Fred VanVleet Has Developed into a Legit Piece for Toronto
The undrafted guard, in his second season with the Raptors, is proving to be a capable NBA backup with value on both ends of the court.
Photo by Soobum Im-USA TODAY Sports
The Toronto Raptors were slipping in another third quarter. Armed with a 19-point halftime lead, the Raptors let off the gas, the Charlotte Hornets scored on nine consecutive possessions, and a frustrated Dwane Casey went to his bench. Enter Fred VanVleet late in the quarter, a somewhat unlikely stabilizing force. A third-string point guard at the heart of a good deal of Toronto's early success, VanVleet helped calm things, ultimately earning the close-out nod in the fourth and finishing the game a plus-11 with a career-best nine assists in Wednesday's win over Charlotte.

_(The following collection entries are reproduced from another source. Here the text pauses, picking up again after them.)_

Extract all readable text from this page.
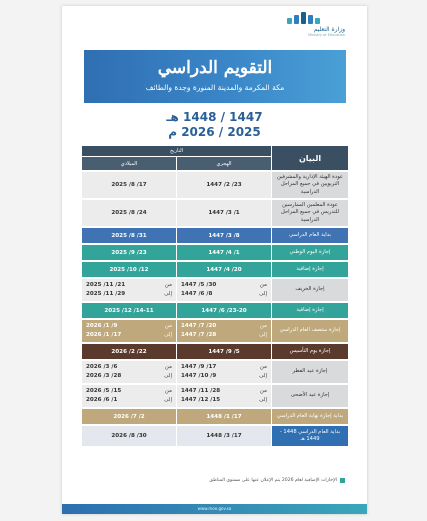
وزارة التعليم
Ministry of Education
التقويم الدراسي
مكة المكرمة والمدينة المنورة وجدة والطائف
1447 / 1448 هـ
2025 / 2026 م
البيان
التاريخ
الهجري
الميلادي
عودة الهيئة الإدارية والمشرفين التربويين في جميع المراحل الدراسية
1447 /2 /23
2025 /8 /17
عودة المعلمين الممارسين للتدريس في جميع المراحل الدراسية
1447 /3 /1
2025 /8 /24
بداية العام الدراسي
1447 /3 /8
2025 /8 /31
إجازة اليوم الوطني
1447 /4 /1
2025 /9 /23
إجازة إضافية
1447 /4 /20
2025 /10 /12
إجازة الخريف
من
1447 /5 /30
إلى
1447 /6 /8
من
2025 /11 /21
إلى
2025 /11 /29
إجازة إضافية
1447 /6 /23-20
2025 /12 /14-11
إجازة منتصف العام الدراسي
من
1447 /7 /20
إلى
1447 /7 /28
من
2026 /1 /9
إلى
2026 /1 /17
إجازة يوم التأسيس
1447 /9 /5
2026 /2 /22
إجازة عيد الفطر
من
1447 /9 /17
إلى
1447 /10 /9
من
2026 /3 /6
إلى
2026 /3 /28
إجازة عيد الأضحى
من
1447 /11 /28
إلى
1447 /12 /15
من
2026 /5 /15
إلى
2026 /6 /1
بداية إجازة نهاية العام الدراسي
1448 /1 /17
2026 /7 /2
بداية العام الدراسي 1448 - 1449 هـ
1448 /3 /17
2026 /8 /30
الإجازات الإضافية لعام 2026 يتم الإعلان عنها على مستوى المناطق
www.moe.gov.sa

This was not an isolated incident. For weeks now, VanVleet has been the Raptors' plus-minus demigod, with the team outscoring opponents by 20.6 points per-100 possessions when he's on the floor this season. That mark is not only the best net rating on the team, it's the best mark in the entire NBA among qualified players. In other words, no player in the league has been playing to a more lopsided score, and even if the qualifiers are lowered, only Zaza Pachulia, Nene, and Jordan Bell can hang with VanVleet's plus-18.5 score per-48 minutes.
To see that kind of a deep impact may be surprising given VanVleet's box score production. In 20 games, he's averaging 5.8 points and 2.8 assists, and his 49.4 true-shooting percentage is below-average. A lot of that is owing to a cold start that saw him shoot 8-of-32 overall and 3-of-12 on threes over his first seven games—in the 13 games since, he's shooting 44.2 percent and 38.2 percent on threes, with a shot spectrum that looks directly out of an offseason Raptors board meeting.
VanVleet's production is not flashy, outside of the occasions on which he channels Kyle Lowry for a falling scoop-shot, a deflection in a passing lane, or a post-up defended against a much bigger player. Instead, VanVleet is leading the Raptors' second unit with savvy and intelligence, rarely making a mistake at either end of the floor. Casey raves about VanVleet's errorless play, trusting him to play eight of the team's 24 "clutch" minutes this year and more fourth-quarter minutes than anyone on the team.
On defense, VanVleet's timing in help is impeccable, and few players on the roster dig into post-ups like he does. He's also high-effort at all times, and those things in concert help make up for the size disadvantage he's at most nights. The Raptors have their best defensive rating with VanVleet on the floor, he's a part of three of their four best defensive fivesomes and five of their six best defensive threesomes, and only Aron Baynes has been on the floor for fewer points per-100 possessions among qualified players.
Offensively, VanVleet's decidedly pass-first, using just 18.8 percent of the team's possessions when he's on the court and posting a 24.6-percent assist rate. If there's a criticism of VanVleet's game so far this season, it's that he's finishing only 55.6 percent of his attempts at the rim and 26.7 percent of shots between 3-and-10 feet from the basket, an in-between area he worked on a lot this offseason and is confident will come around. He ranks only in the 39th percentile scoring as a pick-and-roll ball-handler. Still, he owns the team's best offensive rating, too, and teammates have a better effective field-goal percentage on passes from VanVleet than any other teammates.
The plan wasn't for VanVleet to be this big a piece for the Raptors. They liked him enough to sign him as an undrafted free agent last summer, to keep him when Delon Wright returned to health, and to trade Cory Joseph away, trusting their young depth at the position. But he was the third guard initially, and he appeared to at one point be on the fringes of the rotation before helping lead a comeback attempt against Washington that came up just short. Since Wright went back on the shelf, he’s averaging 20 minutes, and rather than roving overexposed in a larger sample, often without a second point guard on the court to help him, VanVleet is proving himself a legitimate NBA backup and an instrumental piece of some of the Raptors' best units.